Nous savons déjà que le projet de loi « Avenir de l’Agriculture et de l’agroécologie » va se terminer par des décrets d’application qui ne laisseront passer qu’une goutte d’eau ! En effet l’agroécologie a été définie comme un « système de production privilégiant l’autonomie des exploitations agricoles et l’amélioration de leur compétitivité en diminuant la consommation d’énergie, d’eau, d’engrais, de produits phytopharmaceutiques et de médicaments vétérinaires ». Or il est impossible de concilier la compétitivité (internationale) des filières agricoles et le passage à une agriculture non productiviste et autonome. Il s’agit encore une fois d’un oxymore, l’union impossible des contraires comme « développement durable » ou « croissance verte » ! Le texte a aussi pour ambition de « préserver le caractère familial de l’agriculture » alors que depuis 60 ans on a éliminé la plus grande partie des agriculteurs et de leur famille au profit de l’agrandissement excessif des exploitations et de l’érosion continue des surfaces agricoles. Pourtant l’intention législative est bonne. La preuve ? La levée des boucliers syndicaux et politiques.
Le syndicat majoritaire et productiviste FNSEA dénonce les contraintes environnementales. Il veut faire pression sur le gouvernement en présentant une liste de propositions pour renforcer la compétitivité des exploitations agricoles*. La réaction de la droite parlementaire est aussi particulièrement significative. Contre un amendement écologique introduisant « la conversion à une agriculture biologique » comme l’une des finalités de la politique agricole, le député UMP Nicolas Dhuicq n’a pas hésité à parler d’un « amendement profondément réactionnaire » qui veut « retourner à un système d’exploitation post-néolithique » et à « l’âge d’or idéal d’avant l’apparition de la chimie ». Le chef de file des députés UMP Christian Jacob a même souhaité « qu’on puisse reprendre la recherche sur les OGM en plein champ car le blocage de la recherche a permis à Monsanto d’avoir une situation de monopole »**.

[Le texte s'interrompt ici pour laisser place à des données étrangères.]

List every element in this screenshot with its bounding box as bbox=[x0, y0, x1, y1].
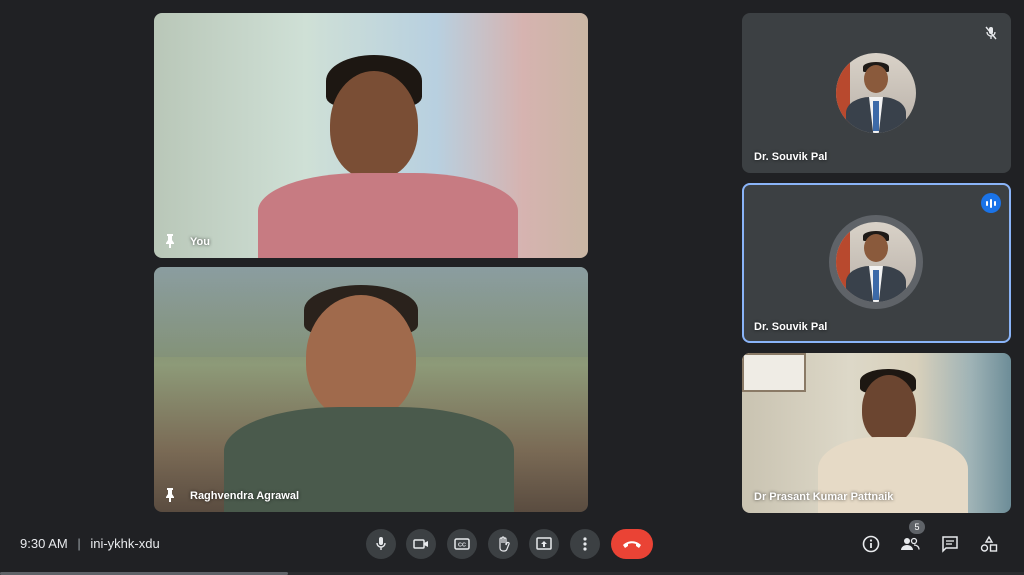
people-button[interactable] bbox=[898, 532, 922, 556]
end-call-icon bbox=[623, 541, 641, 548]
more-options-icon bbox=[583, 537, 587, 551]
camera-icon bbox=[413, 539, 428, 549]
participant-video bbox=[154, 13, 588, 258]
speaking-indicator-icon bbox=[981, 193, 1001, 213]
video-tile-souvik-pal[interactable]: Dr. Souvik Pal bbox=[742, 13, 1011, 173]
video-tile-you[interactable]: You bbox=[154, 13, 588, 258]
chat-button[interactable] bbox=[938, 532, 962, 556]
avatar bbox=[836, 53, 916, 133]
meeting-code: ini-ykhk-xdu bbox=[90, 536, 160, 551]
video-tile-raghvendra[interactable]: Raghvendra Agrawal bbox=[154, 267, 588, 512]
participant-video bbox=[154, 267, 588, 512]
participant-name: You bbox=[190, 236, 210, 248]
participant-name: Dr. Souvik Pal bbox=[754, 151, 828, 163]
captions-icon: CC bbox=[454, 538, 470, 550]
people-icon bbox=[901, 537, 920, 550]
mic-off-icon bbox=[981, 23, 1001, 43]
chat-icon bbox=[942, 536, 958, 553]
participant-name: Raghvendra Agrawal bbox=[190, 490, 300, 502]
present-icon bbox=[536, 537, 552, 550]
avatar bbox=[836, 222, 916, 302]
present-button[interactable] bbox=[529, 529, 559, 559]
captions-button[interactable]: CC bbox=[447, 529, 477, 559]
end-call-button[interactable] bbox=[611, 529, 653, 559]
participant-name: Dr. Souvik Pal bbox=[754, 321, 828, 333]
camera-button[interactable] bbox=[406, 529, 436, 559]
participant-name: Dr Prasant Kumar Pattnaik bbox=[754, 491, 894, 503]
separator: | bbox=[77, 536, 81, 551]
video-tile-souvik-pal-speaking[interactable]: Dr. Souvik Pal bbox=[742, 183, 1011, 343]
activities-button[interactable] bbox=[977, 532, 1001, 556]
info-icon bbox=[862, 535, 880, 553]
more-options-button[interactable] bbox=[570, 529, 600, 559]
meeting-info: 9:30 AM | ini-ykhk-xdu bbox=[20, 536, 160, 551]
raise-hand-icon bbox=[499, 536, 510, 552]
microphone-button[interactable] bbox=[366, 529, 396, 559]
pin-icon[interactable] bbox=[164, 234, 176, 248]
svg-text:CC: CC bbox=[458, 543, 466, 549]
video-tile-prasant[interactable]: Dr Prasant Kumar Pattnaik bbox=[742, 353, 1011, 513]
participant-video bbox=[742, 353, 1011, 513]
activities-icon bbox=[980, 535, 998, 552]
microphone-icon bbox=[376, 537, 386, 550]
raise-hand-button[interactable] bbox=[488, 529, 518, 559]
meeting-details-button[interactable] bbox=[859, 532, 883, 556]
clock-time: 9:30 AM bbox=[20, 536, 68, 551]
pin-icon[interactable] bbox=[164, 488, 176, 502]
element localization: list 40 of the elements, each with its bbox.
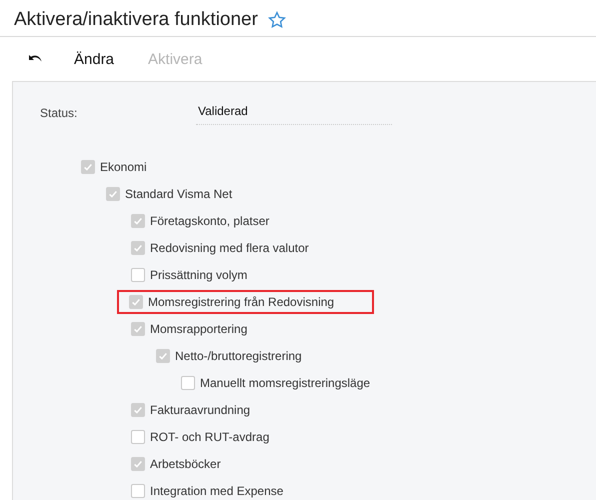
feature-label: Manuellt momsregistreringsläge: [200, 376, 370, 390]
check-icon: [133, 404, 143, 414]
feature-label: Momsrapportering: [150, 322, 248, 336]
status-label: Status:: [40, 106, 78, 120]
feature-label: Företagskonto, platser: [150, 214, 270, 228]
feature-label: Fakturaavrundning: [150, 402, 250, 416]
page-title: Aktivera/inaktivera funktioner: [14, 9, 258, 31]
checkbox[interactable]: [131, 240, 145, 254]
check-icon: [108, 188, 118, 198]
feature-label: Ekonomi: [100, 160, 147, 174]
feature-label: Prissättning volym: [150, 268, 248, 282]
checkbox[interactable]: [129, 294, 143, 308]
checkbox[interactable]: [131, 322, 145, 336]
feature-label: Integration med Expense: [150, 484, 284, 498]
check-icon: [83, 162, 93, 172]
checkbox[interactable]: [131, 402, 145, 416]
checkbox[interactable]: [131, 268, 145, 282]
check-icon: [133, 324, 143, 334]
feature-label: Redovisning med flera valutor: [150, 240, 309, 254]
feature-label: Momsregistrering från Redovisning: [148, 294, 334, 308]
checkbox[interactable]: [181, 376, 195, 390]
star-icon[interactable]: [268, 11, 286, 29]
toolbar-button[interactable]: Ändra: [70, 48, 118, 70]
checkbox[interactable]: [131, 484, 145, 498]
checkbox[interactable]: [131, 430, 145, 444]
check-icon: [133, 242, 143, 252]
checkbox[interactable]: [81, 160, 95, 174]
feature-label: Netto-/bruttoregistrering: [175, 348, 302, 362]
checkbox[interactable]: [156, 348, 170, 362]
check-icon: [131, 296, 141, 306]
feature-label: Arbetsböcker: [150, 456, 221, 470]
checkbox[interactable]: [131, 214, 145, 228]
feature-label: ROT- och RUT-avdrag: [150, 430, 270, 444]
feature-label: Standard Visma Net: [125, 186, 232, 200]
check-icon: [133, 458, 143, 468]
check-icon: [158, 350, 168, 360]
checkbox[interactable]: [106, 186, 120, 200]
status-value: Validerad: [196, 101, 392, 125]
checkbox[interactable]: [131, 456, 145, 470]
check-icon: [133, 216, 143, 226]
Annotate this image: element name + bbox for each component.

Pourtant le passage d’un modèle agricole productiviste vers une « agroécologie » est inéluctable. L’agriculture mécanisée, irriguée et dopée par les engrais artificiels n’est rentable que parce que le pétrole est encore à bas prix. Peut-on expliquer à des agro-industriels baignés dans les illusions de la croissance perpétuelle des quintaux à l’hectare que la loi des rendements décroissants en agriculture est incontournable ? Peut-on expliquer que si on met en relation le nombre de calories nécessaires pour produire une denrée alimentaire et le nombre de calories dégagées par cette denrée, le bilan est globalement négatif ? Peut-on expliquer sereinement à des paysans qu’on a transformé en « exploitants » agricoles la validité durable des méthodes de production ancestrale ? peut-on expliquer que la sécurité alimentaire passe par la souveraineté alimentaire et les circuits courts ? Ce serait le rôle de l’écologie politique que de mettre tout cela sur la table… à manger.
* LE MONDE du 8 janvier 2014, Les syndicats se mobilisent alors que la loi d’avenir agricole arrive à l’Assemblée
** Le Monde.fr avec AFP | 09.01.2014, Vifs débats à l’Assemblée autour de l’agroécologie
Tout à fait d’accord avec cette analyse, cette levée de boucliers contre les tentatives en faveur d’une agriculture plus respectueuse de l’environnement est vraiment déplorable et nous le paierons cher.
Toutefois, il faut ajouter une chose, les partisans de l’agrobiologie ont aussi leur part de responsabilité. Car bien souvent ils se font eux-mêmes les défenseurs de ces oxymores que sont le développement durable, la croissance verte ou l’agrobiologie productiviste. Pour vendre leur concept, au lieu d’insister sur les bienfaits environnementaux et sur les bienfaits pour la santé d’une telle agriculture, ils tiennent à insister sur le fait qu’une telle agriculture aurait une plus grande productivité et pourrait nourrir 10, 12 … 20 milliards de personnes. Outre le mensonge (car quand même une bonne partie de cette agrobiologie relève de ce qu’on faisait avant les engrais et la mécanisation quand justement on pouvait à peine nourrir un milliards d’humains), ils semblent se moquer éperdument de ce que l’existence de tels effectifs conduirait à l’élimination de l’essentiel du monde sauvage et nous enferment dans une volonté de « toujours plus », volonté qui est au cœur de notre problème. Si l’agrobiologie devient l’outil pour poursuivre notre folle fuite en avant…. je ne souscris pas, cela détruira aussi le monde.